Wednesday, January 21, 2015

What IS Law?

What the heck is law anyway?

The word law is generally misunderstood by citizen and attorney alike. This is because not only are there several types of law but there also is color of law which is something else made to look like law.
Law is the res publicus of the Romans - the 'people's thing' that is used to preserve both the state and society. It is rules based on legitimate authority derived from logical deduction of nature.

Types of Law

  • The common law has to do with that form of law that is common to all men which is derived from nature and natures god.  Common law is the intrinsically natural law we find in our hearts when we listen to our conscience and is logically deduced and is 'self evident'.
  • Equity law derives from common law and covers the making and keeping of promises.  It is the law of faithfulness and derives its authority from the common law need for society to function properly.
  • Admiralty law, also known as the law of the jungle, military law and the law of necessity.  It also derives from the common law idea of survival or self defense.  It involves law who's authority is derived from necessity.
  • Color of law is any law that is not one of the above.  It generally derives from fraud or improper jurisdiction where one of the other laws is misapplied to a party it does not concern. Color of law is not real law at all.
  • Civil law is derived from the 'law of the city' of roman times.  The roman's used law well but over time it became corrupted into a form of color of law and was used to implement the emperor's will.  Rome had fallen from a free state into a tyrannical state and its law merely looked like something legitimate.  Roman civil law derived from Babylon and ultimately from Nimrod.  The city was created to manage people and civil law is applying code to a case rather than reason.  See Brent Winter's great book on this distinction.
  • Cannon law or ecclesiastical law was the roman civil law adapted for the roman catholic church.  Same thing, just for a different body politic.  It is even more deceptive than common law because it is couched in a religious institution that appears to have the authority of God over it but in many instances may not.
  • Statutory law is another type of personal law that is often misunderstood and misapplied - we will discuss this further below.
  • International law is that applying between nations and is also derived from common law applied to the nations at a global level. However states have tried to institute international law (like the Geneva convention) to clarify the duties and responsibilities of nations.  It too, has become corrupted by color of law mainly propagated by the UN.
So how does one tell the difference between legitimate law and color of law?  
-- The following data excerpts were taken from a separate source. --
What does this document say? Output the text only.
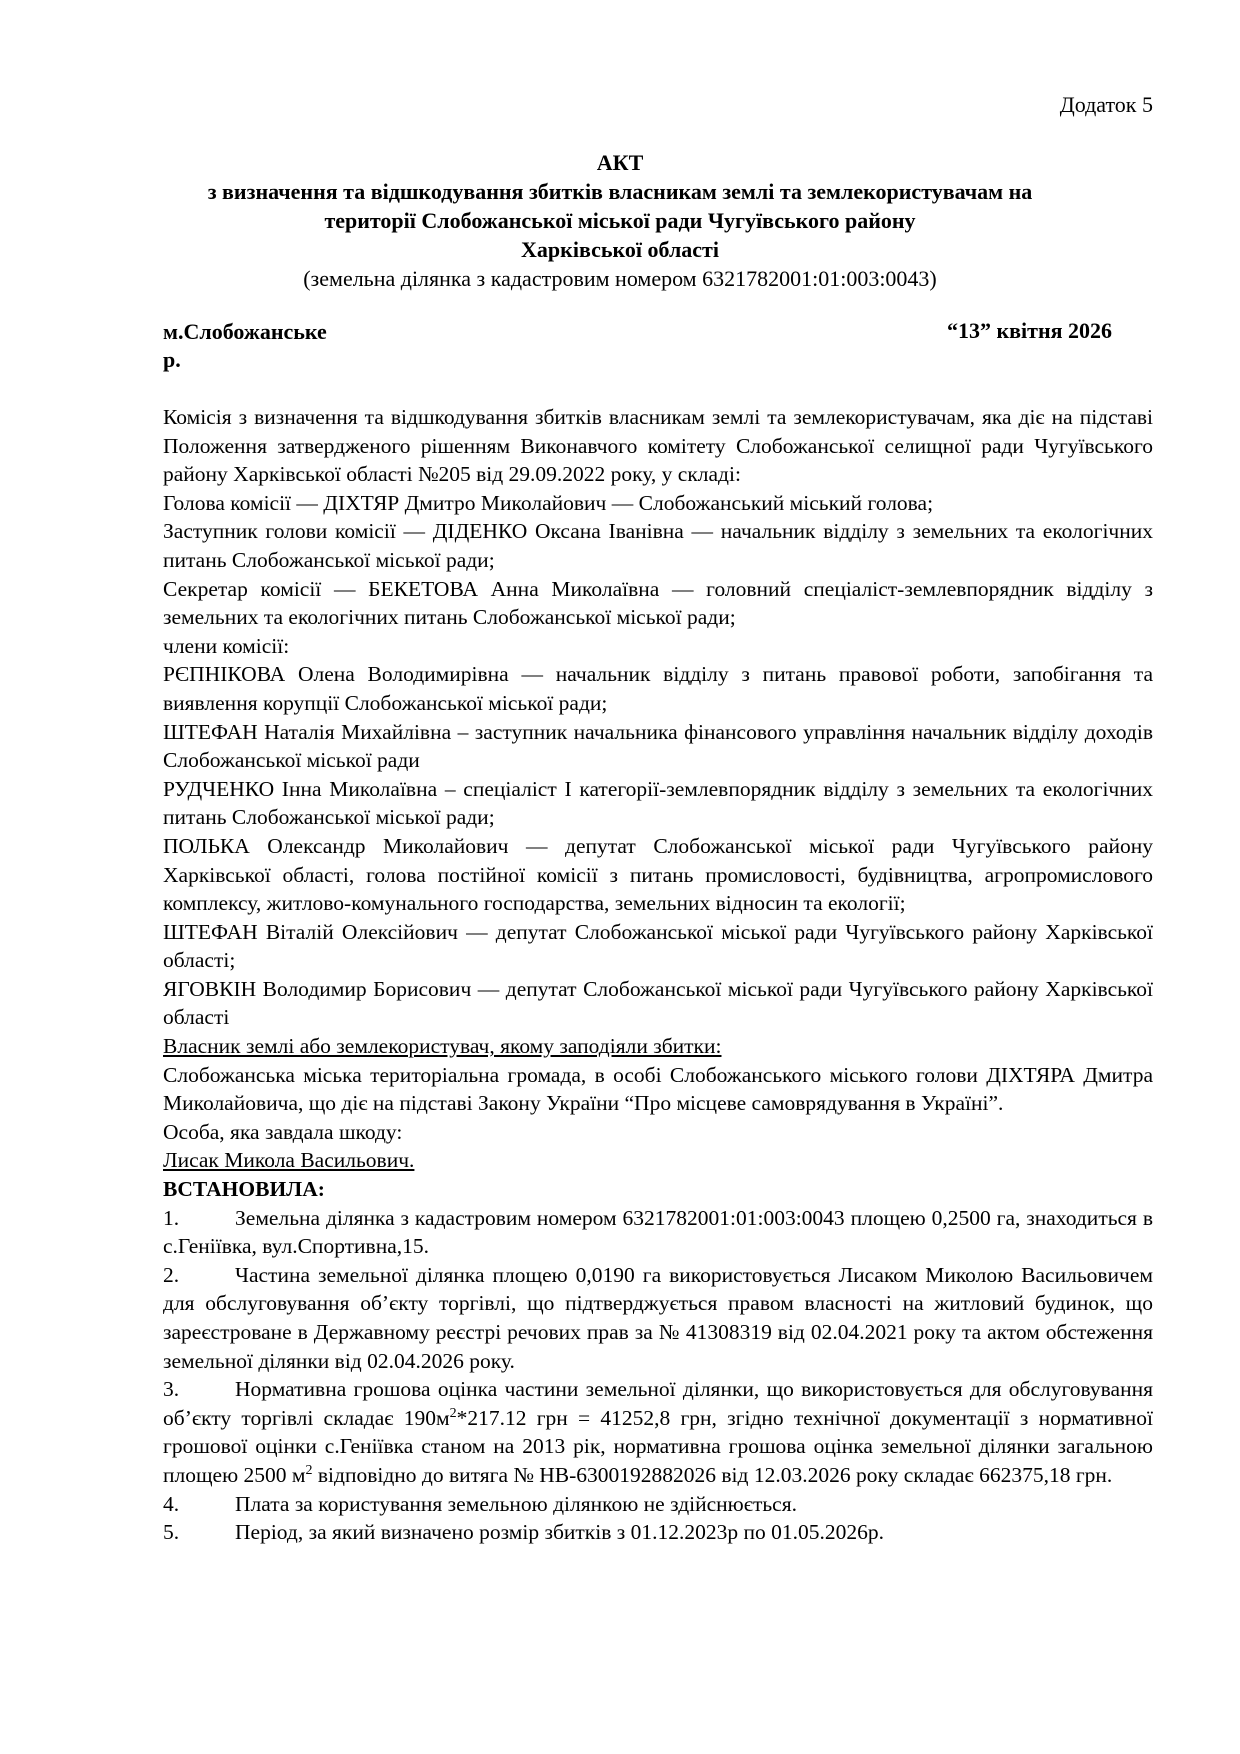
Додаток 5
АКТ
з визначення та відшкодування збитків власникам землі та землекористувачам на
території Слобожанської міської ради Чугуївського району
Харківської області
(земельна ділянка з кадастровим номером 6321782001:01:003:0043)
м.Слобожанське
р.
“13” квітня 2026

Комісія з визначення та відшкодування збитків власникам землі та землекористувачам, яка діє на підставі Положення затвердженого рішенням Виконавчого комітету Слобожанської селищної ради Чугуївського району Харківської області №205 від 29.09.2022 року, у складі:

Голова комісії — ДІХТЯР Дмитро Миколайович — Слобожанський міський голова;

Заступник голови комісії — ДІДЕНКО Оксана Іванівна — начальник відділу з земельних та екологічних питань Слобожанської міської ради;

Секретар комісії — БЕКЕТОВА Анна Миколаївна — головний спеціаліст-землевпорядник відділу з земельних та екологічних питань Слобожанської міської ради;

члени комісії:

РЄПНІКОВА Олена Володимирівна — начальник відділу з питань правової роботи, запобігання та виявлення корупції Слобожанської міської ради;

ШТЕФАН Наталія Михайлівна – заступник начальника фінансового управління начальник відділу доходів Слобожанської міської ради

РУДЧЕНКО Інна Миколаївна – спеціаліст І категорії-землевпорядник відділу з земельних та екологічних питань Слобожанської міської ради;

ПОЛЬКА Олександр Миколайович — депутат Слобожанської міської ради Чугуївського району Харківської області, голова постійної комісії з питань промисловості, будівництва, агропромислового комплексу, житлово-комунального господарства, земельних відносин та екології;

ШТЕФАН Віталій Олексійович — депутат Слобожанської міської ради Чугуївського району Харківської області;

ЯГОВКІН Володимир Борисович — депутат Слобожанської міської ради Чугуївського району Харківської області

Власник землі або землекористувач, якому заподіяли збитки:

Слобожанська міська територіальна громада, в особі Слобожанського міського голови ДІХТЯРА Дмитра Миколайовича, що діє на підставі Закону України “Про місцеве самоврядування в Україні”.

Особа, яка завдала шкоду:

Лисак Микола Васильович.

ВСТАНОВИЛА:

1.	Земельна ділянка з кадастровим номером 6321782001:01:003:0043 площею 0,2500 га, знаходиться в с.Геніївка, вул.Спортивна,15.

2.	Частина земельної ділянка площею 0,0190 га використовується Лисаком Миколою Васильовичем для обслуговування об’єкту торгівлі, що підтверджується правом власності на житловий будинок, що зареєстроване в Державному реєстрі речових прав за № 41308319 від 02.04.2021 року та актом обстеження земельної ділянки від 02.04.2026 року.

3.	Нормативна грошова оцінка частини земельної ділянки, що використовується для обслуговування об’єкту торгівлі складає $190м^2*217.12$ грн = 41252,8 грн, згідно технічної документації з нормативної грошової оцінки с.Геніївка станом на 2013 рік, нормативна грошова оцінка земельної ділянки загальною площею 2500 $м^2$ відповідно до витяга № НВ-6300192882026 від 12.03.2026 року складає 662375,18 грн.

4.	Плата за користування земельною ділянкою не здійснюється.

5.	Період, за який визначено розмір збитків з 01.12.2023р по 01.05.2026р.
The best way is to understand maxims of law.  These are logically derived and generally accepted axioms of legal logic.  I don't want to get into that here but here is a great list of them - there is no single list because many different bodies have adopted their own lists of maxims.
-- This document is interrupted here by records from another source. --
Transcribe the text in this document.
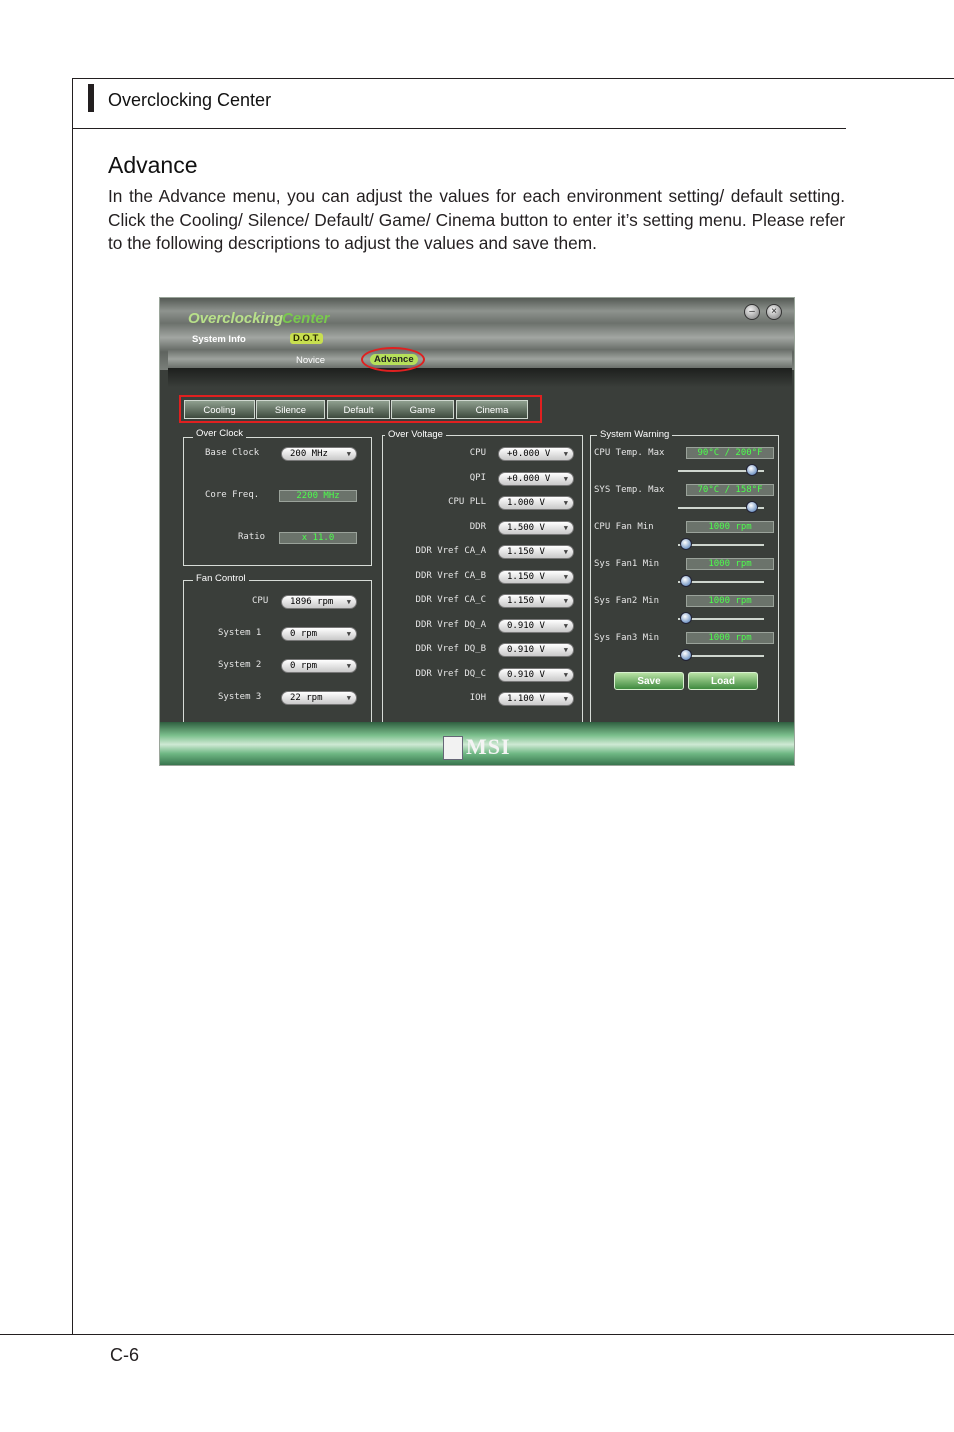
Overclocking Center
Advance
In the Advance menu, you can adjust the values for each environment setting/ default setting. Click the Cooling/ Silence/ Default/ Game/ Cinema button to enter it’s setting menu. Please refer to the following descriptions to adjust the values and save them.
Overclocking
Center
System Info	D.O.T.
Novice	Advance
–	×
Cooling	Silence	Default	Game	Cinema
Over Clock
Base Clock	200 MHz	▼
Core Freq.	2200 MHz
Ratio	x 11.0
Fan Control
CPU	1896 rpm ▼
System 1	0 rpm	▼
System 2	0 rpm	▼
System 3	22 rpm	▼
Over Voltage	System Warning
Save	Load
MSI
CPU	+0.000 V ▼
QPI	+0.000 V ▼
CPU PLL	1.000 V	▼
DDR	1.500 V	▼
DDR Vref CA_A	1.150 V	▼
DDR Vref CA_B	1.150 V	▼
DDR Vref CA_C	1.150 V	▼
DDR Vref DQ_A	0.910 V	▼
DDR Vref DQ_B	0.910 V	▼
DDR Vref DQ_C	0.910 V	▼
IOH	1.100 V	▼
CPU Temp. Max	90°C / 200°F
SYS Temp. Max	70°C / 158°F
CPU Fan Min	1000 rpm
Sys Fan1 Min	1000 rpm
Sys Fan2 Min	1000 rpm
Sys Fan3 Min	1000 rpm
C-6
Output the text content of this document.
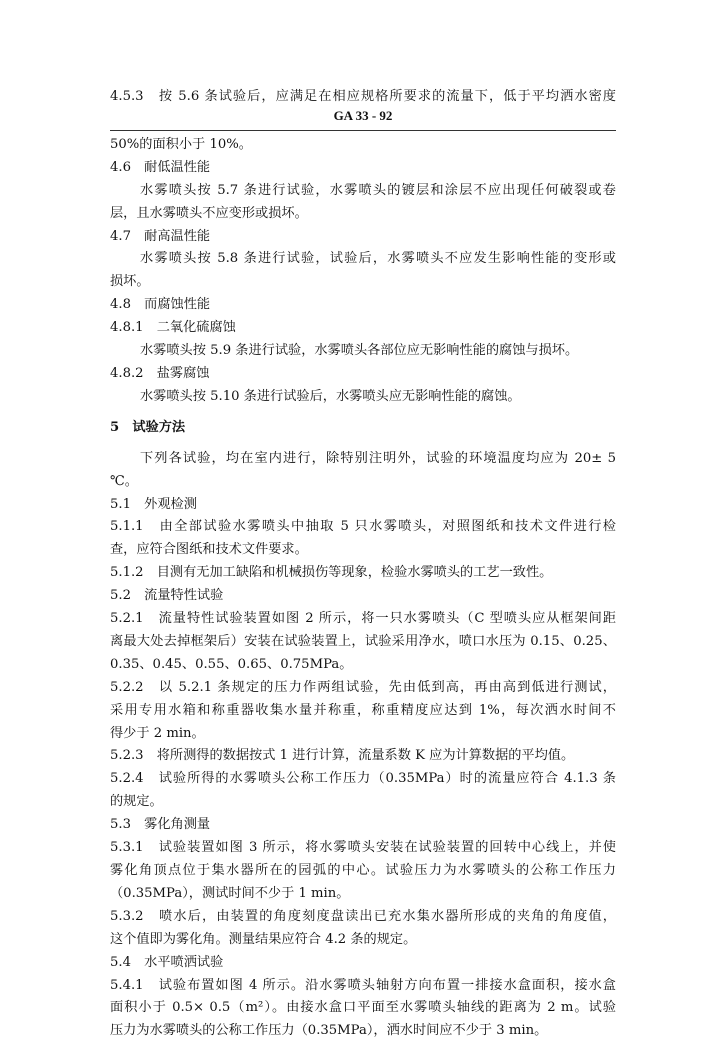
4.5.3　按 5.6 条试验后，应满足在相应规格所要求的流量下，低于平均洒水密度
GA 33 - 92
50%的面积小于 10%。
4.6　耐低温性能
水雾喷头按 5.7 条进行试验，水雾喷头的镀层和涂层不应出现任何破裂或卷
层，且水雾喷头不应变形或损坏。
4.7　耐高温性能
水雾喷头按 5.8 条进行试验，试验后，水雾喷头不应发生影响性能的变形或
损坏。
4.8　而腐蚀性能
4.8.1　二氧化硫腐蚀
水雾喷头按 5.9 条进行试验，水雾喷头各部位应无影响性能的腐蚀与损坏。
4.8.2　盐雾腐蚀
水雾喷头按 5.10 条进行试验后，水雾喷头应无影响性能的腐蚀。
5　试验方法
下列各试验，均在室内进行，除特别注明外，试验的环境温度均应为 20± 5
℃。
5.1　外观检测
5.1.1　由全部试验水雾喷头中抽取 5 只水雾喷头，对照图纸和技术文件进行检
查，应符合图纸和技术文件要求。
5.1.2　目测有无加工缺陷和机械损伤等现象，检验水雾喷头的工艺一致性。
5.2　流量特性试验
5.2.1　流量特性试验装置如图 2 所示，将一只水雾喷头（C 型喷头应从框架间距
离最大处去掉框架后）安装在试验装置上，试验采用净水，喷口水压为 0.15、0.25、
0.35、0.45、0.55、0.65、0.75MPa。
5.2.2　以 5.2.1 条规定的压力作两组试验，先由低到高，再由高到低进行测试，
采用专用水箱和称重器收集水量并称重，称重精度应达到 1%，每次洒水时间不
得少于 2 min。
5.2.3　将所测得的数据按式 1 进行计算，流量系数 K 应为计算数据的平均值。
5.2.4　试验所得的水雾喷头公称工作压力（0.35MPa）时的流量应符合 4.1.3 条
的规定。
5.3　雾化角测量
5.3.1　试验装置如图 3 所示，将水雾喷头安装在试验装置的回转中心线上，并使
雾化角顶点位于集水器所在的园弧的中心。试验压力为水雾喷头的公称工作压力
（0.35MPa），测试时间不少于 1 min。
5.3.2　喷水后，由装置的角度刻度盘读出已充水集水器所形成的夹角的角度值，
这个值即为雾化角。测量结果应符合 4.2 条的规定。
5.4　水平喷洒试验
5.4.1　试验布置如图 4 所示。沿水雾喷头轴射方向布置一排接水盒面积，接水盒
面积小于 0.5× 0.5（m²）。由接水盒口平面至水雾喷头轴线的距离为 2 m。试验
压力为水雾喷头的公称工作压力（0.35MPa），洒水时间应不少于 3 min。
Understanding Jurisdiction

For law to be applied properly, jurisdiction comes into view.  Jurisdiction simply means applying law where it's authority has force.  
For example, under natural law, it is natural for a man to make rules for his family.  This is a law derived from the common law idea that a man is the head of his family and is thus the law-giver naturally.  His law only applies to where his authority stands - that is to his family.  He cannot make rules for his neighbor or his neighbor's stuff nor can he apply his law to those outside his jurisdiction.

Statutory Law

Another example is statutory law. Statutory law means 'the law of the state' and, like a father to a family, the state is the natural lawgiver for its members.  However, statute only covers that which the state's authority properly extends and this is where things get misused and confused.
A free state complies to the rule that says that it's rightful powers are derived by 'the consent of the governed'.  Tyrannical states don't even need or use law except as a device to fool people into compliance.  Any state that does not comply with the 'consent of the governed' is, by definition, not a free state.  We see this law operating even in the family - if the members of the family don't basically consent to being led by the father, they leave and he has no more authority over them.

So how does a state get consent from the governed?

This is why we see constitutions in free states.  It is the social contract made by the people to grant powers to its governing body.  This is the lawful nexus for a free state's existence.  Without a social contract, the state is either not free or does not exist.  Our constitution is referred to as 'the law of the land' and this I think causes confusion.  It's the law that grants authority to the state via the consent of the people.  This is why constitutions are ratified.  Since it is impractical for the people to directly approve of the constitution, it is generally done through representatives.
The state loves to use its constitution as evidence that it has legitimate authority from the people. However, the state also seems to be reluctant to point out that what gives it authority to function also limits its powers.
This is why our constitution only lists Common, Equity and Admiralty law as such within it.  It does not list statutory law because that kind of law is not something the people grant to the state - it is an inherent right of self-government that a state has the ability to make its own statutes.

Back to Jurisdiction

So how is a citizen subject to statutory law?  Well, if a person has a contract with the state, he becomes subject to state rules - however limited the contract may specify.  If a person is said to be subject to statutory law but has no contract with the state, then in fact, the person is not a citizen of the state but a subject of the state and the state is not a free state.


I hope this helps clarify things some.  I wrote this more for myself as a simple reference to remind me of the basics.  I could probably write a book on this subject but there are plenty of them already out there.  Just keep these simple ideas in mind and it will help you to navigate the quicksand of color of law in you life.